Reuters14/03/2018 à 13:23
    * Une semaine brûlante d'actualité sociale
    * Les syndicats de la SNCF décideront jeudi d'une grève
unitaire
    * Manifestations de retraités et de travailleurs des Ehpad 
    * Les syndicats prêts à l'affrontement
    * Le gouvernement n'entend pas changer de cap

    PARIS, 14 mars (Reuters) - La CGT, la CFDT et FO ont exhorté
mercredi le gouvernement à changer de méthode et à rompre avec
"l'austérité" pour éviter un conflit social majeur alimenté par
la grogne montante chez les cheminots, les fonctionnaires et les
retraités.
    Mais à l'orée d'une semaine brûlante d'actualité sociale,
l'exécutif ne semble pas prêt à transiger, la plupart des
syndicalistes et des analystes écartant le spectre d'une grande
grève paralysante comme en 1995.  
    Le point de départ est la présentation ce mercredi du projet
de loi d'habilitation pour réformer la SNCF par ordonnances, qui
suscite une vive colère chez les cheminots. 
    Les quatre syndicats majoritaires de la SNCF - la
CGT-Cheminots, l'UNSA-ferroviaire, SUD-Rail et CFDT-Cheminots -
se rencontreront jeudi pour décider de la tenue d'un mouvement
de grève, unitaire ou non, et de son ampleur.

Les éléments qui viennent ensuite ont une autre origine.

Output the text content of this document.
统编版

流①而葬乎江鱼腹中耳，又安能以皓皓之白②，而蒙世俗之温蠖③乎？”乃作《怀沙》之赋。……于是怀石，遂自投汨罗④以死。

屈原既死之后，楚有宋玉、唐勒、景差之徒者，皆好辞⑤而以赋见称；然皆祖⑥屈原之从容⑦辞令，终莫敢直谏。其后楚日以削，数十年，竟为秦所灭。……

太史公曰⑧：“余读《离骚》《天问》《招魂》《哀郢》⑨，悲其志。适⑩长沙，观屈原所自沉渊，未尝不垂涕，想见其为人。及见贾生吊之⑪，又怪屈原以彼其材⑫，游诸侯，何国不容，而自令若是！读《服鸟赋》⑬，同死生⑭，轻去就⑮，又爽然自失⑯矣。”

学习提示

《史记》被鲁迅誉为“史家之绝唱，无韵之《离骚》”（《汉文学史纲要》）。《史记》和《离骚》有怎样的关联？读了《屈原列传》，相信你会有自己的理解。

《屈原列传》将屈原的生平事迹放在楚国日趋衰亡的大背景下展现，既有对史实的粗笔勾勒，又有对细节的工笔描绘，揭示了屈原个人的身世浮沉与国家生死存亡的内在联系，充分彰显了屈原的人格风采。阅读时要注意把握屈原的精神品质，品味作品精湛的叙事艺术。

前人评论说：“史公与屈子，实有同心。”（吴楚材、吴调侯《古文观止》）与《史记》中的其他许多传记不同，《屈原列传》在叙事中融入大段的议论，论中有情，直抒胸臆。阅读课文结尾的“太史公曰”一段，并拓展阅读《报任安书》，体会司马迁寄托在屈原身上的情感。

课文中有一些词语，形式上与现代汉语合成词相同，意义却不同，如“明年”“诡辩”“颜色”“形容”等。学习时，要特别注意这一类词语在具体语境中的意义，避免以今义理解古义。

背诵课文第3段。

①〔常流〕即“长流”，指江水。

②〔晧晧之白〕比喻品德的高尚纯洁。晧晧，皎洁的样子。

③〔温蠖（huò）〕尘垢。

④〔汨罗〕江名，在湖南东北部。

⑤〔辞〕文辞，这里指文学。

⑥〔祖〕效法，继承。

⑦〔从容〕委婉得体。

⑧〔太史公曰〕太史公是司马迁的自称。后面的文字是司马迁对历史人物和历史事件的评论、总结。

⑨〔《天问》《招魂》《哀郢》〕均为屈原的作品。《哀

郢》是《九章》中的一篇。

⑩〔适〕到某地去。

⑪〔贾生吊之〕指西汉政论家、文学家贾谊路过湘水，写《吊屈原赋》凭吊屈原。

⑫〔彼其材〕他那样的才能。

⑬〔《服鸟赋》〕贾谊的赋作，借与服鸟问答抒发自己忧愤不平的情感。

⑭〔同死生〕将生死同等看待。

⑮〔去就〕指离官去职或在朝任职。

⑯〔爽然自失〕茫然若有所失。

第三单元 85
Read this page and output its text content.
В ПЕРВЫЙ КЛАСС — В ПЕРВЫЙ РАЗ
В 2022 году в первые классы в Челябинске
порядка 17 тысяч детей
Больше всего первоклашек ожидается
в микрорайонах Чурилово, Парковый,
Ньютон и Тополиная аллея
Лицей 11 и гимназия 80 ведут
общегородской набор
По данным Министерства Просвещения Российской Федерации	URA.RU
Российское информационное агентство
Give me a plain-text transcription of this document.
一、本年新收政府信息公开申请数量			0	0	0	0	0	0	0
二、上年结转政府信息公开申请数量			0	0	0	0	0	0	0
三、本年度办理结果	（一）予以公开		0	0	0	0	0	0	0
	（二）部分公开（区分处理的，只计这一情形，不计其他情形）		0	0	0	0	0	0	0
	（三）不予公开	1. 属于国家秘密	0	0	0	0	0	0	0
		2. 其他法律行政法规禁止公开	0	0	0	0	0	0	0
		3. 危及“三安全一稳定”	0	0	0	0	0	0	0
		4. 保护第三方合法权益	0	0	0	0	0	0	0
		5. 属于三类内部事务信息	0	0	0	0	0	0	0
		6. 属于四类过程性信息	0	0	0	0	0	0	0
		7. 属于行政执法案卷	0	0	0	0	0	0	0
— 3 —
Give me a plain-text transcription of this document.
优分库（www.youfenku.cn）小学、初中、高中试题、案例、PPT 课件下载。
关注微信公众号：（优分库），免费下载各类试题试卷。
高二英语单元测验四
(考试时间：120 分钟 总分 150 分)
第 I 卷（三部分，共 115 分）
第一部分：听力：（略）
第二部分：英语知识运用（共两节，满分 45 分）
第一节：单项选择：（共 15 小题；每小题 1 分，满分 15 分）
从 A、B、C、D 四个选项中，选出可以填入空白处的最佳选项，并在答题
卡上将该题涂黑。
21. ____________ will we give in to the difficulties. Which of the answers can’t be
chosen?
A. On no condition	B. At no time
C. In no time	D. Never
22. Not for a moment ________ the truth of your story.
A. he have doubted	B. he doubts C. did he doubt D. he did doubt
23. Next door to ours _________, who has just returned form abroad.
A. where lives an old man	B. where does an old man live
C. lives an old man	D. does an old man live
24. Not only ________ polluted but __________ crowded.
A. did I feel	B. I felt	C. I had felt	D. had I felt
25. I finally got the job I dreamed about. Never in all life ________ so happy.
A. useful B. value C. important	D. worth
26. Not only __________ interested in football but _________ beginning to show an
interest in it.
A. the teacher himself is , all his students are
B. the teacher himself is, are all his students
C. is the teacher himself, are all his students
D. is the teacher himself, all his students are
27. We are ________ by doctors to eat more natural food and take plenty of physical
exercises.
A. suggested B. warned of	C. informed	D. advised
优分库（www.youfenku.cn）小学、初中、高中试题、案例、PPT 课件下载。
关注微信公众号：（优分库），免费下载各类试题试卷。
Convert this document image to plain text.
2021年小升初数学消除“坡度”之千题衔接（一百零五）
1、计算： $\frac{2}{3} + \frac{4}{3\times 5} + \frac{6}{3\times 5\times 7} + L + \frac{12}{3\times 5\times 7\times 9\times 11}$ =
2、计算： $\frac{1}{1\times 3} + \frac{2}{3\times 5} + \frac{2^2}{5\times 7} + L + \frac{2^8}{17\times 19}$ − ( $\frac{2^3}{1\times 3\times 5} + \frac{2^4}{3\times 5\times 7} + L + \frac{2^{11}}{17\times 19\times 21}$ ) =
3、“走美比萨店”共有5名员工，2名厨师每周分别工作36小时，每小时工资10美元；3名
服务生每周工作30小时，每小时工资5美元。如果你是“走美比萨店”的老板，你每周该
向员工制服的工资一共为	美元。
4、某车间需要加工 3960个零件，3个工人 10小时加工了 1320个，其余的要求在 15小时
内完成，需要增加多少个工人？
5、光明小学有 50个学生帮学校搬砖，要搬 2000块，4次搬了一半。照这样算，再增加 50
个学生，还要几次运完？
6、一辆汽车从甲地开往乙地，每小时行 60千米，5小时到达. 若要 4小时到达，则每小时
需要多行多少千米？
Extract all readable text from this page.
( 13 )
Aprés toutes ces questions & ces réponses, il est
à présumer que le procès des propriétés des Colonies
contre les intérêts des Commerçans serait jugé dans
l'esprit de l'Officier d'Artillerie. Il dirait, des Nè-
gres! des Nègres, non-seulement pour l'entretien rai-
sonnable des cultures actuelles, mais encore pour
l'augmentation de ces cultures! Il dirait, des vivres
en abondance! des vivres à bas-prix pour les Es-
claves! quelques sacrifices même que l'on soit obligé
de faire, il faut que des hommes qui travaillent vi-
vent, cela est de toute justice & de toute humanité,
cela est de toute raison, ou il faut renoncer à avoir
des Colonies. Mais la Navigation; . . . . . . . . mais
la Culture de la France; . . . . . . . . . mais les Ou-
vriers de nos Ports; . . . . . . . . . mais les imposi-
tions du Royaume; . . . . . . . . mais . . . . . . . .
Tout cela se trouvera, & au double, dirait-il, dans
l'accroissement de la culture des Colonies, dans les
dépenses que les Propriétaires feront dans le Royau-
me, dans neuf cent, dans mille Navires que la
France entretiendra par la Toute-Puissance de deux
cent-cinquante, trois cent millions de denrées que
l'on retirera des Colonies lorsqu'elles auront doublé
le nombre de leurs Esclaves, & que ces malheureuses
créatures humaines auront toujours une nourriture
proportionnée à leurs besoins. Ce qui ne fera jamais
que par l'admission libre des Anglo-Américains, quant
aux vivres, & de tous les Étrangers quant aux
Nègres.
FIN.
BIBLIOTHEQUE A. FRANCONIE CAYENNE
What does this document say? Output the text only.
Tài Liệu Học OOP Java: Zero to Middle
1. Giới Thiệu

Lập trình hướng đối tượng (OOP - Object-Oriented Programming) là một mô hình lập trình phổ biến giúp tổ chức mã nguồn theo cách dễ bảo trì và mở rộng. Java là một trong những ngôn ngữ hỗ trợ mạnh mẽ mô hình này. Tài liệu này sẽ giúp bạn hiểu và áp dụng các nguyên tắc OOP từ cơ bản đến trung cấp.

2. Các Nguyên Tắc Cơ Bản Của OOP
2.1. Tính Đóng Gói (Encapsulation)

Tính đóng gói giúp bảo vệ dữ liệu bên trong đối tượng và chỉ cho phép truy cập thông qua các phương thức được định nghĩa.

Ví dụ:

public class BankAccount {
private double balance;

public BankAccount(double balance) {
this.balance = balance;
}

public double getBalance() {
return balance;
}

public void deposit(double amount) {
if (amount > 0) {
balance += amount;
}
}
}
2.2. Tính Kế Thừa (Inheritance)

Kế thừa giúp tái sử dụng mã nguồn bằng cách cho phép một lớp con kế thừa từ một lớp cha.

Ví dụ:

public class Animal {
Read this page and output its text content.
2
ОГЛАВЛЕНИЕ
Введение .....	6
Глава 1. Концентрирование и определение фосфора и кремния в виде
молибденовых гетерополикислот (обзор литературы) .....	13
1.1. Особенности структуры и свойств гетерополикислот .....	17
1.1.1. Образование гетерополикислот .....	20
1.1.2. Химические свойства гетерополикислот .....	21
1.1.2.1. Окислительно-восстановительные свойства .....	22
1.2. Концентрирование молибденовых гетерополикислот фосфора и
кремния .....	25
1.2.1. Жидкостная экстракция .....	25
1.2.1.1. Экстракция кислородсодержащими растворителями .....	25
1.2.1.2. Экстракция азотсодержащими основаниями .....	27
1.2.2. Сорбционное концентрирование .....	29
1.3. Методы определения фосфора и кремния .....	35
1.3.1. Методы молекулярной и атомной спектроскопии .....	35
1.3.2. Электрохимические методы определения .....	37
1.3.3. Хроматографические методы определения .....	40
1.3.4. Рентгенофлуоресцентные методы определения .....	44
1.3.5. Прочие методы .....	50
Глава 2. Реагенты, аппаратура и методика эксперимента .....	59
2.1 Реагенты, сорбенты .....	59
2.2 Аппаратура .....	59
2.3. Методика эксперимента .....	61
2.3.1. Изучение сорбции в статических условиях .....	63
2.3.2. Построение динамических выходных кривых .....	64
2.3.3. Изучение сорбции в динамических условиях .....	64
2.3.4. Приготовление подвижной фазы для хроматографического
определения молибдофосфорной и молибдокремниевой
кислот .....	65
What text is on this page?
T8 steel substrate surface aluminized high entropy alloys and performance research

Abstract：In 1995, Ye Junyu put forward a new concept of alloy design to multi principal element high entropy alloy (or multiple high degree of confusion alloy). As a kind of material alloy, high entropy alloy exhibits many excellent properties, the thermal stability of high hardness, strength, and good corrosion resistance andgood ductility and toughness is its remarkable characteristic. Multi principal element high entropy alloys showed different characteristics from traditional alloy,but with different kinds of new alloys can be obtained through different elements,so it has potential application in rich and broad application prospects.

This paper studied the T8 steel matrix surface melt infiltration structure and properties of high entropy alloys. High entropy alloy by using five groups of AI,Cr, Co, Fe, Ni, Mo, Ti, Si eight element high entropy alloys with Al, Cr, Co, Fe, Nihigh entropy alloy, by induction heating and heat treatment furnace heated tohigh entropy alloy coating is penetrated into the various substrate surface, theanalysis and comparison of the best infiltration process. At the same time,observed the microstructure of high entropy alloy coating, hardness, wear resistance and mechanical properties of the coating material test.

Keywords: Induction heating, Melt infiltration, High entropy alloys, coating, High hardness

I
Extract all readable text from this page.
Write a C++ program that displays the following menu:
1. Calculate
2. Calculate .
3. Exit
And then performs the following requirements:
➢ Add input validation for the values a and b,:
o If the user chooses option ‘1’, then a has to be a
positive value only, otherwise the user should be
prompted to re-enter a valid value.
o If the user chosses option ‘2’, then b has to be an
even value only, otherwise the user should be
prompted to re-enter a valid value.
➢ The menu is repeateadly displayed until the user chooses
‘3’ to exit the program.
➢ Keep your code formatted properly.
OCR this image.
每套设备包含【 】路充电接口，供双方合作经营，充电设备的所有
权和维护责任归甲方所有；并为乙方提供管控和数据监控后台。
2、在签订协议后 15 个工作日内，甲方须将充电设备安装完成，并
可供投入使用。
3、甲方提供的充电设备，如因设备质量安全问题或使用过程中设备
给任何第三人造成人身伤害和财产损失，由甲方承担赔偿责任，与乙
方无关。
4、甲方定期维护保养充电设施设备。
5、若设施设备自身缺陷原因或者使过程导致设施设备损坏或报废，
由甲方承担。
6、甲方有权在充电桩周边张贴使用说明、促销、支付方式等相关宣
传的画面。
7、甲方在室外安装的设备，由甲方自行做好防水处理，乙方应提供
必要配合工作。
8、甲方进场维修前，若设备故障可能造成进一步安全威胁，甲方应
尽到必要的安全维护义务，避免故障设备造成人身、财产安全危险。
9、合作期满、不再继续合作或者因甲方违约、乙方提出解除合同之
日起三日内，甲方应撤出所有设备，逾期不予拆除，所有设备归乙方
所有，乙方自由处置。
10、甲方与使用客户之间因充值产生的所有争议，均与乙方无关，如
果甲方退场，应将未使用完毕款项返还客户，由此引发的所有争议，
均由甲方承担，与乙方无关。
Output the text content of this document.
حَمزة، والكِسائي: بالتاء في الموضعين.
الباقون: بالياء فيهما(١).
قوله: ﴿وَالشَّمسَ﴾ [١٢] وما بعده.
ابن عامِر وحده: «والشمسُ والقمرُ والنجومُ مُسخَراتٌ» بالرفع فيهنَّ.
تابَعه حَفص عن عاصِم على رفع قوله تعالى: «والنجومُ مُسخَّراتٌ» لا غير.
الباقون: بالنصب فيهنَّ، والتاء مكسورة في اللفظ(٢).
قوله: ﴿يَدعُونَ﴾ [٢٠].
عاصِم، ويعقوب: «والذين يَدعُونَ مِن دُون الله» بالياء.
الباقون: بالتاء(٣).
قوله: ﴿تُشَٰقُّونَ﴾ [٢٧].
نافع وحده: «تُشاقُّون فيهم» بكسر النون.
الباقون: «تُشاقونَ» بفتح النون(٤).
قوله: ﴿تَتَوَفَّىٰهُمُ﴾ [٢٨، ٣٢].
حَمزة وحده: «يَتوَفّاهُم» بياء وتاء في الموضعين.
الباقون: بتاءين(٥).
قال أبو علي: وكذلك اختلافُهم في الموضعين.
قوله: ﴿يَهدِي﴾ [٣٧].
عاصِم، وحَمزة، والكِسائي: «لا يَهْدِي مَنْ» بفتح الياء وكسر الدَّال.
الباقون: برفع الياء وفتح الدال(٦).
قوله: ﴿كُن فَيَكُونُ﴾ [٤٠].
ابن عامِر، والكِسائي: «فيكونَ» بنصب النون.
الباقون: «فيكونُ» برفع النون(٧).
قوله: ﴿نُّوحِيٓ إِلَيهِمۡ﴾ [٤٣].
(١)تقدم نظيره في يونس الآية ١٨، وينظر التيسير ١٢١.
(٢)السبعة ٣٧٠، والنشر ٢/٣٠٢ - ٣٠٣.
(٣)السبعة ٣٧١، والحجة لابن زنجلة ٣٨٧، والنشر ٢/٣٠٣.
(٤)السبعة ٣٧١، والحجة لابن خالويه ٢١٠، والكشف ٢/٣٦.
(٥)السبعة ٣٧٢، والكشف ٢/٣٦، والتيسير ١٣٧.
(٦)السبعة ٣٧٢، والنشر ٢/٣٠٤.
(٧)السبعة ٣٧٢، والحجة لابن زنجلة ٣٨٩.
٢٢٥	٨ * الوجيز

Ils ont déjà
annoncé qu'ils manifesteraient à Paris le 22 mars aux côtés des
fonctionnaires.  
    Les retraités manifesteront pour leur part jeudi afin de
dénoncer la dégradation de leur niveau de vie à la suite de
l'augmentation de 1,7 point de la contribution sociale
généralisée (CSG) qui finance la baisse des cotisations des
salariés du privé.  
    Ils seront rejoints par les travailleurs des Ehpad
(établissements d'hébergement pour personnes âgées dépendantes)
qui réclament l'abrogation de la réforme de la tarification.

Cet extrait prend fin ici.